The four other girls we chose included Christina, a tiny, beautiful eight-year-old who was a neighbor of Lula and Zezé. Everyone in the neighborhood said she had always wanted to learn to read. I went to interview her alone. When she saw me, she burst into tears. Apparently her mother had always told her that if she didn’t behave, the “big bad gringa” would take her away. Great. So, big white me arrived, asking if she would like to go to school with me. She screamed and ran away. It took hours for her mother and friends to calm her. Next time, I thought, Rita goes to visit her.
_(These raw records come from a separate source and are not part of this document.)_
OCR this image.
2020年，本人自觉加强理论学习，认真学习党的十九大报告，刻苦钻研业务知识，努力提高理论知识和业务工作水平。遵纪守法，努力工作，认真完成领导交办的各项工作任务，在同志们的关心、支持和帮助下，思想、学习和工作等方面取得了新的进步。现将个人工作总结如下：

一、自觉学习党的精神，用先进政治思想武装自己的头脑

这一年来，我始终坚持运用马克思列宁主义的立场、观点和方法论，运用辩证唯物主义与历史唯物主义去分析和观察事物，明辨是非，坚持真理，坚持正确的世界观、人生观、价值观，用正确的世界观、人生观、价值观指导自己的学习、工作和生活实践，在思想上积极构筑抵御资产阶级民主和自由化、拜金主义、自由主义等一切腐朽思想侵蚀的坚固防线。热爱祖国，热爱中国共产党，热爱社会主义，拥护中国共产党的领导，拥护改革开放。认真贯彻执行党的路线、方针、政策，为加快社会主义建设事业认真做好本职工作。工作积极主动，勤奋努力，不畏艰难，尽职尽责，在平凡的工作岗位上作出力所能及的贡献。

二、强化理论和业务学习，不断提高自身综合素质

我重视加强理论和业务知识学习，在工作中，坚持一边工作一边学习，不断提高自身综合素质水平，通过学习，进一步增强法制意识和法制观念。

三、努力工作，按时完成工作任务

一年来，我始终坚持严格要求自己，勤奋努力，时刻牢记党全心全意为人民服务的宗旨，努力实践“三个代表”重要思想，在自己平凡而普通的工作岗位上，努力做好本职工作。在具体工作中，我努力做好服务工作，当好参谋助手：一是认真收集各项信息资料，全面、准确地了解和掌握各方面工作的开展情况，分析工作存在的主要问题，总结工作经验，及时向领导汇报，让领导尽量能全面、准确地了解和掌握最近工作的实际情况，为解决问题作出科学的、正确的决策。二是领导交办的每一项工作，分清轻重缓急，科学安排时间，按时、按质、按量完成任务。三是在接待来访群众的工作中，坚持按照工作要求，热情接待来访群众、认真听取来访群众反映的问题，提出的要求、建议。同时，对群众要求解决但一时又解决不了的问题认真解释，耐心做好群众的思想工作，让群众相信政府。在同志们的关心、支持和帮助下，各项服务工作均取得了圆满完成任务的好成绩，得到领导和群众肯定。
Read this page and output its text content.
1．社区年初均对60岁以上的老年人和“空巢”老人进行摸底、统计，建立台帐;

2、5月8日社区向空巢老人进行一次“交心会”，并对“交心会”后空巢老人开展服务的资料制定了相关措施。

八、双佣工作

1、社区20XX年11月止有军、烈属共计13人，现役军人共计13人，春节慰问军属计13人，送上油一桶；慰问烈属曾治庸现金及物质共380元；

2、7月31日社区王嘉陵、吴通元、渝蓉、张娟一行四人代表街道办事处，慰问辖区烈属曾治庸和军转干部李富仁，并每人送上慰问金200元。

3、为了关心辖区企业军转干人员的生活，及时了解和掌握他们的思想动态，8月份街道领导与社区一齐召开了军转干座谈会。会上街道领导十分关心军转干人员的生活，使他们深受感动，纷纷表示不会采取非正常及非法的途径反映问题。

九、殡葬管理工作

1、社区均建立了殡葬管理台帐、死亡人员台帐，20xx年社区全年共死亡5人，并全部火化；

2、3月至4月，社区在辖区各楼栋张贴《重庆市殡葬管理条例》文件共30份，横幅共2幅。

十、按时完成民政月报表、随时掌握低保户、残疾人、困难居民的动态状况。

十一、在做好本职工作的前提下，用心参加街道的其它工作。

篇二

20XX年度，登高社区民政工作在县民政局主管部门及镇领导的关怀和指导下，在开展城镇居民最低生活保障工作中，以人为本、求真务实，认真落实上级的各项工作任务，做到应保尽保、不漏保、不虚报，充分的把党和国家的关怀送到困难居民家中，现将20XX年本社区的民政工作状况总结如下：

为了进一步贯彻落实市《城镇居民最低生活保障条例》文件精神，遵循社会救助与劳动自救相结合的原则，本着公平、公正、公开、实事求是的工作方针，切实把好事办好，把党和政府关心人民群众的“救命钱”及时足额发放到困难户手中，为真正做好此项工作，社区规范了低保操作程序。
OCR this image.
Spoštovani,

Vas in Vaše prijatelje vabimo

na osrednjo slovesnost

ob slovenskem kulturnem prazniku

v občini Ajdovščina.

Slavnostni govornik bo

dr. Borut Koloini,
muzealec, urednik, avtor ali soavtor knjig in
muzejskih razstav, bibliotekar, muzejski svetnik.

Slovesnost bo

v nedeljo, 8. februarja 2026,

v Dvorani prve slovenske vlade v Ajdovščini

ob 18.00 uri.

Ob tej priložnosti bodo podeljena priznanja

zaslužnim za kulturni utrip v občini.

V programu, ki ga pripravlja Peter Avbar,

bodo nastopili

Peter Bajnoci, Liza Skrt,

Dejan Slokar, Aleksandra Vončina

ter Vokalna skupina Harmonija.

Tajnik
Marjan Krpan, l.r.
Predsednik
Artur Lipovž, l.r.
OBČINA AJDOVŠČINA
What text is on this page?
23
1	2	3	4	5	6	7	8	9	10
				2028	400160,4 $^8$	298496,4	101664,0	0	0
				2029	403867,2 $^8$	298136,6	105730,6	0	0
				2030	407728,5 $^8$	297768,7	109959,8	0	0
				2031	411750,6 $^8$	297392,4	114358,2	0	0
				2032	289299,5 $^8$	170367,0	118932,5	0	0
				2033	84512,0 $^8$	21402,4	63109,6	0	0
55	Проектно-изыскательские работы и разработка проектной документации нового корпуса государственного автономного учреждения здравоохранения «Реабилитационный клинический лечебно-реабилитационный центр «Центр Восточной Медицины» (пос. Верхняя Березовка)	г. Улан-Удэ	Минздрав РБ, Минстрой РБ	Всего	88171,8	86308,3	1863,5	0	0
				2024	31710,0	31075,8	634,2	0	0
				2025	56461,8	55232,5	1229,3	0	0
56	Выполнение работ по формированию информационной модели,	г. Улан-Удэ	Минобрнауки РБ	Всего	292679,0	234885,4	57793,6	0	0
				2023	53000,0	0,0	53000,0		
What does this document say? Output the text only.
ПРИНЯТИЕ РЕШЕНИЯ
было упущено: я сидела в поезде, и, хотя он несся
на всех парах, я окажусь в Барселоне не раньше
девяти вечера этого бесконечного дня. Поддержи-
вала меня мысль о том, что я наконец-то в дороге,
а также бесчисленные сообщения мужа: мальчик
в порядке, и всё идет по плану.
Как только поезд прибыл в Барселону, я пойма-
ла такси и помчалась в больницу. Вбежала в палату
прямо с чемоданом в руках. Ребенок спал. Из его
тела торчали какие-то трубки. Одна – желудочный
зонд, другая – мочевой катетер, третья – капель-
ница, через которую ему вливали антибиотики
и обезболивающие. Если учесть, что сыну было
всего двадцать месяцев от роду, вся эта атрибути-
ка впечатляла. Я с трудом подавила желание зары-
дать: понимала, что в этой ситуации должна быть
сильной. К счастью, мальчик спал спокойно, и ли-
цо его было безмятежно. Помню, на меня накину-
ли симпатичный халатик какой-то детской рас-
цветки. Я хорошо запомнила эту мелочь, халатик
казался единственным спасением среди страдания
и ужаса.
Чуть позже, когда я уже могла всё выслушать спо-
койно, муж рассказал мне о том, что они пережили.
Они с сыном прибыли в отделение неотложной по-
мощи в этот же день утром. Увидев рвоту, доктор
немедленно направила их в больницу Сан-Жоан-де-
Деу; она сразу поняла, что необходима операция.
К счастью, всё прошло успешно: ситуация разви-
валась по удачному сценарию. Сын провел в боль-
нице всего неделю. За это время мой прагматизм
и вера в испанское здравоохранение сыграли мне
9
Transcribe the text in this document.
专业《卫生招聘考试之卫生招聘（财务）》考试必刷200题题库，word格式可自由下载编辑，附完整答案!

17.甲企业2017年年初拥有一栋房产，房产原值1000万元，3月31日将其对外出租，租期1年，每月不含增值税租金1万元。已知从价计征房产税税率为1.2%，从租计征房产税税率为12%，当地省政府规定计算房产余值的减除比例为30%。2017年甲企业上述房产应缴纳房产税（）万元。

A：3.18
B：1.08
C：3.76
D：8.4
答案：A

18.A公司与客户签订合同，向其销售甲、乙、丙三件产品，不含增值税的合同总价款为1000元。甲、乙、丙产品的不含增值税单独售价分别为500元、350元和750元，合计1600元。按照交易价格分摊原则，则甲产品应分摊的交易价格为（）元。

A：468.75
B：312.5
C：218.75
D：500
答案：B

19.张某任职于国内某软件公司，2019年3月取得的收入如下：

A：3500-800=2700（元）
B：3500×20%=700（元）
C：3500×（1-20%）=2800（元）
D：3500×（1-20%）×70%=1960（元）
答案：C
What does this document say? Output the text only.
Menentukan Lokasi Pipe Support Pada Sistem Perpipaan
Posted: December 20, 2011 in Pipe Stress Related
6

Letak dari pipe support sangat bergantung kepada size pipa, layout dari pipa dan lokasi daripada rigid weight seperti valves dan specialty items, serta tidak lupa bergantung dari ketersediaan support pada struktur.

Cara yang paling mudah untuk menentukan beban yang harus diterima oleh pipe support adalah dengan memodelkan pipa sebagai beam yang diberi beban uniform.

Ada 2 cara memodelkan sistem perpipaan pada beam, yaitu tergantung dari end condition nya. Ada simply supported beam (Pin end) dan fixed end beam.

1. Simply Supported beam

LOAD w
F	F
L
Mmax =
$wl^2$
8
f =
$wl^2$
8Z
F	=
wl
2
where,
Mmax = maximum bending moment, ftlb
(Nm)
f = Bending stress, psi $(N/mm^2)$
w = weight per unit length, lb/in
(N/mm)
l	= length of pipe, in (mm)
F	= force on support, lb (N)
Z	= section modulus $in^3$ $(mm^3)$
Another girl was Rita’s eleven-year-old neighbor, Claudia. She, her mother, and five siblings all lived in one suffocating room with a caved-in tin roof. Neighbors told me that the year before, Claudia’s mother’s ex-boyfriend had raped Claudia. The neighbors heard her screaming and chased him out of the neighborhood, shouting that they’d kill him if he came back. So, he hadn’t. Claudia said she wanted to study, probably because of Rita’s influence, and to get a high school degree. Her mother said she supported the idea of Claudia going to school, but kept asking if she herself would make anything out of this.

The third girl was Lidia, the very bright daughter of a capoeira teacher I knew. And finally, Patricia, who lived in Alagados, a favela built on rickety piers over a bay that, after years of having no toilet facilities, had become a cesspool. I’d been there once before to consult a Candomblé Pai de Santo. That time, I’d walked barefoot on the broken filthy walkways, feeling for secure footholds. This time, I was relieved to see, we did not have to walk along the piers. An Italian nonprofit had paid for the hillside above the bay to be plowed up. Huge amounts of sand were being poured into the bay, and one - and two-room brick houses were being built on the sand. I considered the environmental havoc of this plan, but presumably the area was so polluted that nobody cared. The idea was to get the houses off the water and to put in some kind of sewage drainage system—which would still go straight into the bay, but not so close to people’s living spaces.

A sociologist friend of Rita’s who was working with the Italian project had told us about Patricia; over the year and a half she’d worked with the project, she’d taken Patricia under her wing and was trying to teach her to read. She told us she thought Patricia was one of the brightest girls she’d ever met. Patricia’s family, or extended family—it was unclear how many of the numerous children and young people working and hanging around the one-room brick house they were building with the Italians’ help were family—all seemed to have some kind of interest in the house. Patricia’s father looked very old and frail.

I was told he had tuberculosis. He kept shouting at the people working on the house and asking us what money he’d make if his daughter went to school. Rita and I glanced at each other and then ignored him. It was the politest response we could muster. Patricia was even smaller than Christina despite being three years older. Malnutrition, Rita told me. Patricia told us she wanted to be a banker.